Estimating route travel time reliability from simultaneously collected link and route vehicle probe data and roadway sensor data

Abstract

Route travel time variability estimates provide performance information related to the reliability of a trip and allow for confidence bands to be placed around the mean travel time estimates. The naïve (and sometimes used) method to estimate route travel time variance (reliability) is to assume independence of link travel times and consequently sum the individual link variances along the route. In this approach, correlation between links is assumed as zero and the approach is straightforward, but assuming independence is not realistic. This paper describes a post-processing procedure for providing improved route travel time mean and variance estimates, while taking into consideration the correlation existent between individual link travel times.

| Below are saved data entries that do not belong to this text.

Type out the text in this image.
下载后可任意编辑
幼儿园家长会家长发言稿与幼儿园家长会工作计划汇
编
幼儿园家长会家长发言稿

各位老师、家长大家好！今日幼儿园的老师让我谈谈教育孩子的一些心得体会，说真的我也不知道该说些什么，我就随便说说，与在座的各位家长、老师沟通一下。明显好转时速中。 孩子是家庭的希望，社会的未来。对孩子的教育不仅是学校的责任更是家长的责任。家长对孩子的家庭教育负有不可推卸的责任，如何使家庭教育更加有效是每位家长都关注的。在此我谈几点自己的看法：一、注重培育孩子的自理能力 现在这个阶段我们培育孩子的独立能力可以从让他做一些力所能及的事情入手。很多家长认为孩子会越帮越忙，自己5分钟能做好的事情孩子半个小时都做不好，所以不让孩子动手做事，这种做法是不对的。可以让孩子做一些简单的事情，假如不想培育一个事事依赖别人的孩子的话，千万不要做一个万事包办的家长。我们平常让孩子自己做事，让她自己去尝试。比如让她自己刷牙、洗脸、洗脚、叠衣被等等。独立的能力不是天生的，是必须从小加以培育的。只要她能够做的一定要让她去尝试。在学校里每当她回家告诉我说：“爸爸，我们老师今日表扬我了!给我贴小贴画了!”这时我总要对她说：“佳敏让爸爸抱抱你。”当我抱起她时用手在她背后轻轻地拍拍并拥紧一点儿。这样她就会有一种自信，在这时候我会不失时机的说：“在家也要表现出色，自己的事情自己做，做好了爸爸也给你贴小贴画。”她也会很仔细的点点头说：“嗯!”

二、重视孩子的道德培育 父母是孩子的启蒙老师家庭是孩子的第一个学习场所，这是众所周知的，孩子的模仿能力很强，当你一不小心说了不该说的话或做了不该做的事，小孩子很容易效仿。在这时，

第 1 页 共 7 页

Using automatic vehicle identification (AVI) and inductance loop detector (ILD) data from two separate routes in Texas, a practical application of the theory established by Fu and Rilett (1998. Expected shortest paths in dynamic and stochastic traffic networks. Transportation Research Part B: Methodological, 32(7), 499–516) is used to quantify link travel time correlation. The paper also provides an investigation on the usefulness of the loess statistical method and a polynomial regression model to estimate the distributional properties of link and route travel times. Another significant finding is that route reliability estimated from link ILD speeds (extrapolated to travel times) was not correlated to actual route travel time reliability measured by simultaneously operated probe vehicles. This work is unique in that instrumented probe vehicles were operated at exactly the same times as the roadway sensor data were collected, allowing direct comparison of the travel time estimates from all empirical data sources. The research presents valuable insight on how confidence intervals may be placed on travel time mean estimates for all traffic conditions. With the increased use of travel time data sources such as smartphones, connected vehicles, and private-sector data sources, the methods presented in this paper are invaluable for effective transportation system performance monitoring of both persons and freight movement.